Reputation: 13
I have a 60 column table with values in each column like: YES, NO, NA, NP.
A B C
1 YES NO NO
2 NA NA NA
3 YES NO YES
4 NP NP NP
I need to calculate multiple proportions, each with a distinct denominator:
Example:
Percentage of YES against YES and NO's (YES / (YES + NO)
)
Percentage of NP against all except NA's (NP / (YES + NO + NP)
)
Percentage of NA against all (NA / rows
)
Desired result from the data frame above:
%YES.A %NP.A %NA.A %YES.B
100% 33% 25% 0%
What I have tried so far:
Trying to use dplyr
with mutate
but need to create 7 aditional columns for each of the 60 columns. Four for each value and three for each percentage.
Tried revalue
, but same problem of too many columns
mydata$A.NO <- revalue(mydata$A, c("NO" = 1))

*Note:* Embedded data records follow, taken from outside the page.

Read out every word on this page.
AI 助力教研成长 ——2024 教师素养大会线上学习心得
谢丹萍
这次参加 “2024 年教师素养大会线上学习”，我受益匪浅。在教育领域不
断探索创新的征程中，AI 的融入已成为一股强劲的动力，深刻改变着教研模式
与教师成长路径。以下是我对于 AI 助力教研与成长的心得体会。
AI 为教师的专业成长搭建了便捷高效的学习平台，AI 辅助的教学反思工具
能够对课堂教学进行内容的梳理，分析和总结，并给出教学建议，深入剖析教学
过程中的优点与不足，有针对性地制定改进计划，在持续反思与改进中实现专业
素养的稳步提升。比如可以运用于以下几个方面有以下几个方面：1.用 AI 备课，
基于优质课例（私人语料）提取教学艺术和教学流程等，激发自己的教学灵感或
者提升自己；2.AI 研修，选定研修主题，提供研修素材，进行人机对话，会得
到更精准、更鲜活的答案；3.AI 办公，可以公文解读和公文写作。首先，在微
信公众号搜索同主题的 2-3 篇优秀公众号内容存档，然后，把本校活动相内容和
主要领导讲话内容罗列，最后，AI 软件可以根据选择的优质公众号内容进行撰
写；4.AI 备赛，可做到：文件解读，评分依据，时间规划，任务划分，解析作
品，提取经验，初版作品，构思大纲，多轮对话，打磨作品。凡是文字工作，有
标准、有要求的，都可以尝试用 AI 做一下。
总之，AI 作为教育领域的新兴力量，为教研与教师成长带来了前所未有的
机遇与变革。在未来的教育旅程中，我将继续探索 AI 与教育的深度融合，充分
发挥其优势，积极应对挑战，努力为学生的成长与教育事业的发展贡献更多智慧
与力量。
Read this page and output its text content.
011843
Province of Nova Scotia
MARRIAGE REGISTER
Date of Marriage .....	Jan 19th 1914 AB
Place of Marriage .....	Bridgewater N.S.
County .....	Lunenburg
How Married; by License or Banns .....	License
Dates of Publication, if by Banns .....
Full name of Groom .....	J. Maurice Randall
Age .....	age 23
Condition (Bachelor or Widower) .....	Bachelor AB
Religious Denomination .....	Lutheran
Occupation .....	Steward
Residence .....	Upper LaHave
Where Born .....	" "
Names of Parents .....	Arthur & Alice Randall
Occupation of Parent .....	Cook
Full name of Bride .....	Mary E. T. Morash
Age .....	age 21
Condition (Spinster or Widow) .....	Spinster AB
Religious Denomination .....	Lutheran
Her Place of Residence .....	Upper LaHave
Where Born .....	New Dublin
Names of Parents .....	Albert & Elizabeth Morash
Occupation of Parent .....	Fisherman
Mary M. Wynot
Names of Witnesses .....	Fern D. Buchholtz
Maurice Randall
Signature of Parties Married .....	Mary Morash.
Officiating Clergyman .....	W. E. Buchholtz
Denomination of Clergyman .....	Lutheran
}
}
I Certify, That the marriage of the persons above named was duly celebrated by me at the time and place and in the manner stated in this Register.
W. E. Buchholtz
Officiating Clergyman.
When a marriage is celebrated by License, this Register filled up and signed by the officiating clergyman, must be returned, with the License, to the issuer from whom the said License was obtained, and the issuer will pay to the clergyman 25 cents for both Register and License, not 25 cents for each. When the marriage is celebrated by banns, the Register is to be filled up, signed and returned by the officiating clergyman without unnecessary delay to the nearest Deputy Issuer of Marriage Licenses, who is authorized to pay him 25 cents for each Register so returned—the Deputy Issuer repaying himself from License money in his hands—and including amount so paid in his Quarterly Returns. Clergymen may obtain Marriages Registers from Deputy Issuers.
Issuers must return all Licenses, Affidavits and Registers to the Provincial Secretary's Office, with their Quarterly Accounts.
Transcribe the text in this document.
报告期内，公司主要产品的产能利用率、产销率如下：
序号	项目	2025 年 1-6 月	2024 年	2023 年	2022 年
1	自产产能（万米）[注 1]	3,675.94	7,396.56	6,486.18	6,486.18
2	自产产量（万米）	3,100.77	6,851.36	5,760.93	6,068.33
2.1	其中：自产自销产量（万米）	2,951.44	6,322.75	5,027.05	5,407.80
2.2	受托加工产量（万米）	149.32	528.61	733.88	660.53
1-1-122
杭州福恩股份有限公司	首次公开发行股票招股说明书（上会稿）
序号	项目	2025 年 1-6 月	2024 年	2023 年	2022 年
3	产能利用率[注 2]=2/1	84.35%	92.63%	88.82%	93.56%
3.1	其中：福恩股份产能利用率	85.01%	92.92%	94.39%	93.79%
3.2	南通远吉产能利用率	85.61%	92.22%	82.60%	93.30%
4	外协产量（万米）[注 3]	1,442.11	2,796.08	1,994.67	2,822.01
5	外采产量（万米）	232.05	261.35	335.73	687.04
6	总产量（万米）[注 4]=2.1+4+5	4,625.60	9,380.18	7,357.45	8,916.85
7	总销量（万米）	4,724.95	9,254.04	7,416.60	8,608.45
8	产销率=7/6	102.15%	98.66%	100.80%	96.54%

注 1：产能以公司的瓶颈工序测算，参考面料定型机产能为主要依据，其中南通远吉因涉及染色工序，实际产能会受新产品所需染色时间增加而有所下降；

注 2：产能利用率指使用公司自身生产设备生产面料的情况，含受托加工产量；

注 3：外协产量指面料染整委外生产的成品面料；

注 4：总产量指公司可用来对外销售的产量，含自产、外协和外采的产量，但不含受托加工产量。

mydata$A.YES <- revalue(mydata$A,c("YES" = 1))
Hope someone could guide me to a better solution or any library I should read.
Upvotes: 1
Views: 1284
Reputation: 83215
The first step I would do, is reshape the data into long format and then calculate the percentages by group:
library(dplyr)
library(tidyr)
mydf %>%
gather(key, val) %>%
group_by(key) %>%
summarise(pYes = 100*sum(val=="YES",na.rm=TRUE)/sum(val %in% c("YES","NO"),na.rm=TRUE),
pNP = 100*sum(val=="NP",na.rm=TRUE)/sum(val %in% c("YES","NO","NP"),na.rm=TRUE),
pNA = 100*sum(is.na(val))/n())
which gives:
Source: local data frame [3 x 4]
key pYes pNP pNA
(chr) (dbl) (dbl) (dbl)
1 A 100 33.33333 25
2 B 0 33.33333 25
3 C 50 33.33333 25
You can reshape this result into the same format as below by adding gather(percentage, val, -key)
as the last step.
You could do this by summarising first and then reshaping into long format:
mydf %>%
summarise_each(funs(pYes = sum(.=="YES",na.rm=TRUE)/sum(.%in% c("YES","NO"),na.rm=TRUE),
pNP = 100*sum(.=="NP",na.rm=TRUE)/sum(. %in% c("YES","NO","NP"),na.rm=TRUE),
pNA = 100*sum(is.na(.))/n())) %>%
gather(key, val) %>%
separate(key, c("column","percentage"), sep="_")
which gives:
column percentage val
1 A pYes 100.00000
2 B pYes 0.00000
3 C pYes 50.00000
4 A pNP 33.33333
5 B pNP 33.33333
6 C pNP 33.33333
7 A pNA 25.00000
8 B pNA 25.00000
9 C pNA 25.00000
Upvotes: 2
Reputation: 31
Converting the data frame into a data table makes it about 50% faster.
dt <- data.table(df)
dt[, sapply(.SD, myfun)]
df is the original data frame and myfun is the following function provided by Heroka:
myfun <- function(x){
res <- c(YES=sum(x=="YES",na.rm=T)/sum(x %in% c("YES","NO"),na.rm=T),
NP=sum(x=="NP",na.rm=T)/length(na.omit(x)))
res
}
Upvotes: 1
Reputation: 13139
Here is a solution for you in base-R. As you only want the summary-measures, there's no need to create new columns. We just create a new summary data-object.
First, we write a custum function to calculate everything we need for one vector (column). I've done two of your examples, but you can easily expand:
myfun <- function(x){
res <- c(YES=sum(x=="YES",na.rm=T)/sum(x %in% c("YES","NO"),na.rm=T),
NP=sum(x=="NP",na.rm=T)/length(na.omit(x)))
res
}
Then we simply apply this function to all our columns using lapply:
res <- lapply(dat, myfun)
This gives us a list of vectors (you can easily change things around in the function; do you want a list, vector, dataframe or data.table?)
We can combine them:
do.call(rbind,res)
YES NP
A 1.0 0.3333333
B 0.0 0.3333333
C 0.5 0.3333333
Upvotes: 1